Insbesondere Führungskräfte sind betroffen. Grund dafür ist unter anderem, dass bei der Besetzung von Führungsposition und bei der Qualifizierung immer noch viel zu wenig auf die emotionalen und sozialen Kompetenzen geachtet wird. Führungskräfte sind somit häufig auch einem psychischen Druck ausgesetzt – und das Ergebnis ist bekannt.

Kosten durch Fehlzeiten

Die volkswirtschaftlichen Folgekosten im Zusammenhang mit arbeitsbedingtem Stress sind immens und wurden schon vor zehn Jahren auf vier Milliarden Franken geschätzt. Aktuellere Zahlen gibt es derzeit keine. Aber die ständige Zunahme erschöpfter Mitarbeiter – der Job-Stress-Index zeigt an, dass rund ein Viertel aller Erwerbstätigen in der Schweiz ziemlich oder sehr erschöpft sind – lässt erahnen, dass die Kosten immer weiter steigen.

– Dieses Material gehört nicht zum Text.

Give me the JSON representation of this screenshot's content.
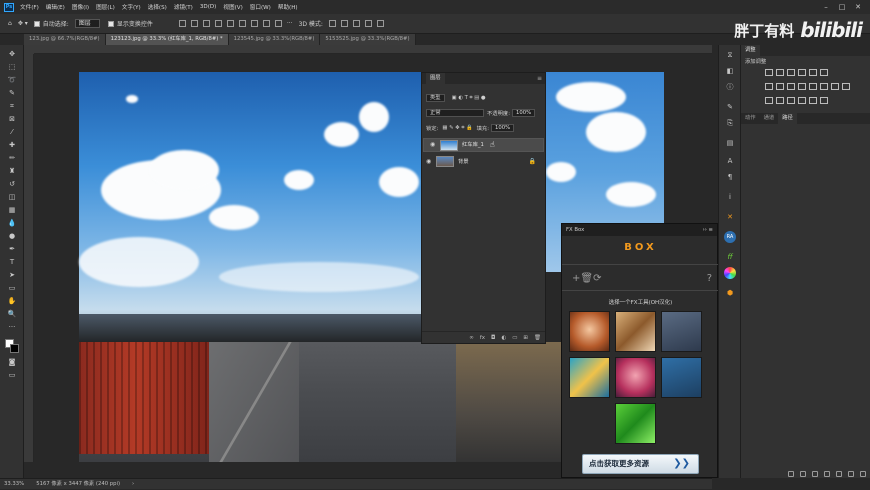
{
  "menu": {
    "logo": "Ps",
    "items": [
      "文件(F)",
      "编辑(E)",
      "图像(I)",
      "图层(L)",
      "文字(Y)",
      "选择(S)",
      "滤镜(T)",
      "3D(D)",
      "视图(V)",
      "窗口(W)",
      "帮助(H)"
    ],
    "window_controls": [
      "–",
      "□",
      "✕"
    ]
  },
  "options": {
    "auto_select_label": "自动选择:",
    "auto_select_value": "图层",
    "show_transform_label": "显示变换控件",
    "mode_3d_label": "3D 模式:"
  },
  "watermark": {
    "text": "胖丁有料",
    "brand": "bilibili"
  },
  "doc_tabs": [
    "123.jpg @ 66.7%(RGB/8#)",
    "123123.jpg @ 33.3% (红车库_1, RGB/8#) *",
    "123545.jpg @ 33.3%(RGB/8#)",
    "5153525.jpg @ 33.3%(RGB/8#)"
  ],
  "status": {
    "zoom": "33.33%",
    "doc_info": "5167 像素 x 3447 像素 (240 ppi)"
  },
  "layers_panel": {
    "tab": "图层",
    "kind_label": "类型",
    "blend_mode": "正常",
    "opacity_label": "不透明度:",
    "opacity_value": "100%",
    "lock_label": "锁定:",
    "fill_label": "填充:",
    "fill_value": "100%",
    "layers": [
      {
        "name": "红车库_1",
        "selected": true
      },
      {
        "name": "背景",
        "selected": false
      }
    ],
    "footer_icons": [
      "link-icon",
      "fx-icon",
      "mask-icon",
      "adjustment-icon",
      "folder-icon",
      "new-layer-icon",
      "trash-icon"
    ]
  },
  "right_panel": {
    "tabs_top": [
      "调整"
    ],
    "adjust_title": "添加调整",
    "tabs_bottom": [
      "动作",
      "通道",
      "路径"
    ]
  },
  "fxbox": {
    "title": "FX Box",
    "logo": "BOX",
    "prompt": "选择一个FX工具(OH汉化)",
    "cta": "点击获取更多资源",
    "tiles": [
      "portrait-warm",
      "wolf-lowpoly",
      "3d-box",
      "sunglasses-pop",
      "portrait-pink",
      "3d-box-teal",
      "3d-box-green"
    ]
  },
  "colors": {
    "accent": "#31a8ff",
    "fx_orange": "#f39a1e"
  }
}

Direkte Arbeitsausfälle machen dabei nur ein Drittel der Stressschäden aus. Zwei Drittel sind auf Präsentismus zurückzuführen. Darauf machen Wissenschaftler wie Professor Dr. Holger Pfaff von der Universität Köln, Gründungsmitglied und Senior Consultant der Deutschen Gesellschaft für Stressmanagement, aufmerksam. Damit gemeint sind schleichende Produktivitätsverluste, verursacht von Mitarbeitern, die trotz stressbedingter Krankheit zur Arbeit erscheinen. Kurz: Die Unternehmen müssen hier handeln, damit ihre Mitarbeiter gesund und leistungsfähig bleiben. Den meisten Firmen ist dies auch bewusst. Doch die wenigsten wissen, wie sie das Thema richtig anpacken sollen. Welche Massnahmen sind zu ergreiffen, um dem arbeitsbedingten Stress vorzubeugen? Was verhindert die Totalausfälle von Mitarbeitern?

Strategischer Weitblick

Mit flexiblen Arbeitszeiten, dem Angebot von Entspannungskursen und dem Obstkorb am Arbeitsplatz ist es freilich nicht getan. Vielmehr ist strategischer Weitblick vonnöten: Sowohl in der Organisation liegende als auch individuelle Belastungsfaktoren müssen genau betrachtet werden, um Handlungsfelder erkennen und entsprechend agieren zu können. Wo kommt der Stress genau her? Wie stark beansprucht er den Mitarbeiter? Wenn beispielsweise viele Mitarbeiter über zu wenig Autonomie in der Arbeitssituation berichten, kann man das nicht einfach übergehen. Und wenn ein Grossteil der Mitarbeiter über bestimmte organisatorische Beeinträchtigungen klagt, muss der Arbeitgeber das als Ansatzpunkt betrachten, um gruppenspezifische Interventionsangebote anzubieten.

Wichtige Fragen sind zudem: Inwiefern macht der Mitarbeiter sich selbst Druck? Welche individuellen Ressourcen hat er, um mit den Belastungen umzugehen? Und erlebt er seine Arbeit eigentlich noch als sinnvoll? Stress ist letztlich ein sehr persönliches Thema. Und daher gilt es, die individuellen Stressauslöser und -auswirkungen herauszufinden. Um das zu ermöglichen, hat die Scheelen AG ein spezielles Testverfahren entwickelt. Mit dem Instrument «Relief» (Resilience & Resour-ces Energetic Level Individual Evaluating Feedback) können Unternehmen nicht nur messen, ob ein Mitarbeiter gestresst oder gar – akut wie langfristig – Burnout gefährdet ist, sondern auch dessen individuelles Stresserlebensmuster analysieren. Zudem werden die Prozesse, welche Stress bei einer Person begünstigen oder auch abfedern, unter die Lupe genommen.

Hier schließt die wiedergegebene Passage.